Populations of facial vectors sculpted by different subjects tend to be more far apart than populations sculpted by the same subject (see Sec. Results). Remarkably, the real difference between different subjects’ attractors is even larger, since it is unavoidably underestimated in virtue of the finiteness of the experimental method. Indeed, two standard deviations with different origins contribute to the self-consistency distance μsc (see Fig. 3). One is the intrinsic, cognitive ambiguity of the subject’s criterion; the other is the uncertainty brought by the genetic algorithm stochasticity (sec. Supplementary Sec. S3), whose origin is the discreteness of the proposed mutations and the consequent stochastic bias in the face space exploration. In genetic experiments with parameters in what we call in the slow search regime (mainly larger N and number of generations, T), the algorithmic uncertainty decreases, and μsc is expected to decrease consequently. This is the general expected behaviour of the differential evolution algorithm. We have also verified this fact experimentally: the distances among populations sculpted by a single subject significantly decrease for increasing values of N = 10, 20, 28. As a consequence, variants of the present experiment with slower genetic algorithm parameters would more finely resolve different subject’s facial ideals, leading to a larger gap between inter-subject and self-consistency distances, at the cost of a larger number of subject’s choices and experimental time.

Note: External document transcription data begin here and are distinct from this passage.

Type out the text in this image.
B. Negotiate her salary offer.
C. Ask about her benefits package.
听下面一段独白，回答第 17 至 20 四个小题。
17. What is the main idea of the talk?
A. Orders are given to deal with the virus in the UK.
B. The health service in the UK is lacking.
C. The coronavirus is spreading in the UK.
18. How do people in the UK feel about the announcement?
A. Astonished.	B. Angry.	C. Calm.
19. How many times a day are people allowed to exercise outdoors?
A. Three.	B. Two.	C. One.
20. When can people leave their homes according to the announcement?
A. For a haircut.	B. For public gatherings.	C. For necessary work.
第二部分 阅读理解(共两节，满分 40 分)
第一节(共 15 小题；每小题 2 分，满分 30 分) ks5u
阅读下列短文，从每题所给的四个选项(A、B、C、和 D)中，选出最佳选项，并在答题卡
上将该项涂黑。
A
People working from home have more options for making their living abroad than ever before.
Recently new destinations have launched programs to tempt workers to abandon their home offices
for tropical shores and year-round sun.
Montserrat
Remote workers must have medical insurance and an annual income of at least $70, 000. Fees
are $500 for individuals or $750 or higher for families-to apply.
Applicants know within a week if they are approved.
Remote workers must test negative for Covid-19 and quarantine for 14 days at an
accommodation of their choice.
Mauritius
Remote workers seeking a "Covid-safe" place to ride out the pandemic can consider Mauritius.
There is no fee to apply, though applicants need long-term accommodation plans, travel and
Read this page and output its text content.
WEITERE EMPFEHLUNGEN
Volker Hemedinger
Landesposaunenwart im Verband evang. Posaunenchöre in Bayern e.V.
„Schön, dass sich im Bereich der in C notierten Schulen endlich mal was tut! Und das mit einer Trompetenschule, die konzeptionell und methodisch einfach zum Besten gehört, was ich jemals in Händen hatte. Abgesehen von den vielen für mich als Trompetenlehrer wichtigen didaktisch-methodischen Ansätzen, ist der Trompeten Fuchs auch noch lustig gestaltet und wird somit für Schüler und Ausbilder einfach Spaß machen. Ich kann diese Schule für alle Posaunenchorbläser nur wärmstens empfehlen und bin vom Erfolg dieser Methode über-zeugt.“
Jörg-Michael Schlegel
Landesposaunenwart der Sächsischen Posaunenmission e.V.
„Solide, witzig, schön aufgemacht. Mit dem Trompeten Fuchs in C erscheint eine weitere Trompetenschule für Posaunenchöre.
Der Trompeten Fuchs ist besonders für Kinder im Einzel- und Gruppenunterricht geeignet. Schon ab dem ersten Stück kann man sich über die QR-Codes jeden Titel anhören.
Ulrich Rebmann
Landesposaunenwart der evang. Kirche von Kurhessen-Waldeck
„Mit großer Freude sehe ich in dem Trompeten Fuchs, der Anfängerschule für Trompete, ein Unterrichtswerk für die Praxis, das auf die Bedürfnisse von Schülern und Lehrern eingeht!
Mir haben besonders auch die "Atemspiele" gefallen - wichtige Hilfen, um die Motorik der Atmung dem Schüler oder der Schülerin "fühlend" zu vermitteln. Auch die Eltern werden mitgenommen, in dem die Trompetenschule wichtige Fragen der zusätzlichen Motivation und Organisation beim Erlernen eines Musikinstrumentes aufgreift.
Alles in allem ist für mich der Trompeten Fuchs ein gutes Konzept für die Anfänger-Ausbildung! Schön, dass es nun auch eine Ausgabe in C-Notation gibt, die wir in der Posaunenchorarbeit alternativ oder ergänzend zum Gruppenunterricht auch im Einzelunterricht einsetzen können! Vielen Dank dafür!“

Details of the experiments

Experiments E1, E2, E3 were performed by a pool of S = 95 volunteers (54 female, 39 male, of age average and standard deviation: 26(12)), mainly students, researchers and professors of the University “La Sapienza”. Experiment E2 was performed under identical conditions of E1. A subset of Ssc = 6 participants to E1 (3 females, 3 males, of age average and standard deviation: 33(15)), were asked to perform 5 further instances of the experiment E1, in five different days, using, as in E1, the reference portrait RP1. The genetic algorithm parameters used are (see Supplementary Sec. S3): N = 28, T = 10, μ = 0.15, ρ = 1. Each subject performed a number of NT = 280 choices among couples of facial images. These are 400 × 300 pixel, B/W images in an 1024 × 768 resolution monitor. The reference portraits RP1-2 have been taken from the Chicago face database50. Each experiment lasted roughly 25 minutes on average (see the histogram of time intervals among successive left-right choices in figure Supplementary Sec. S7). The subjects were asked to look away and relax for some second each N = 28 choices. All methods in experiments E1-3 were carried out in accordance with relevant guidelines and regulations. The experimental protocols used have been approved by the General Data Protection Regulation (EU) 2016/679. Informed consent was obtained from all subjects. No subjects under 18 participated in the experiment.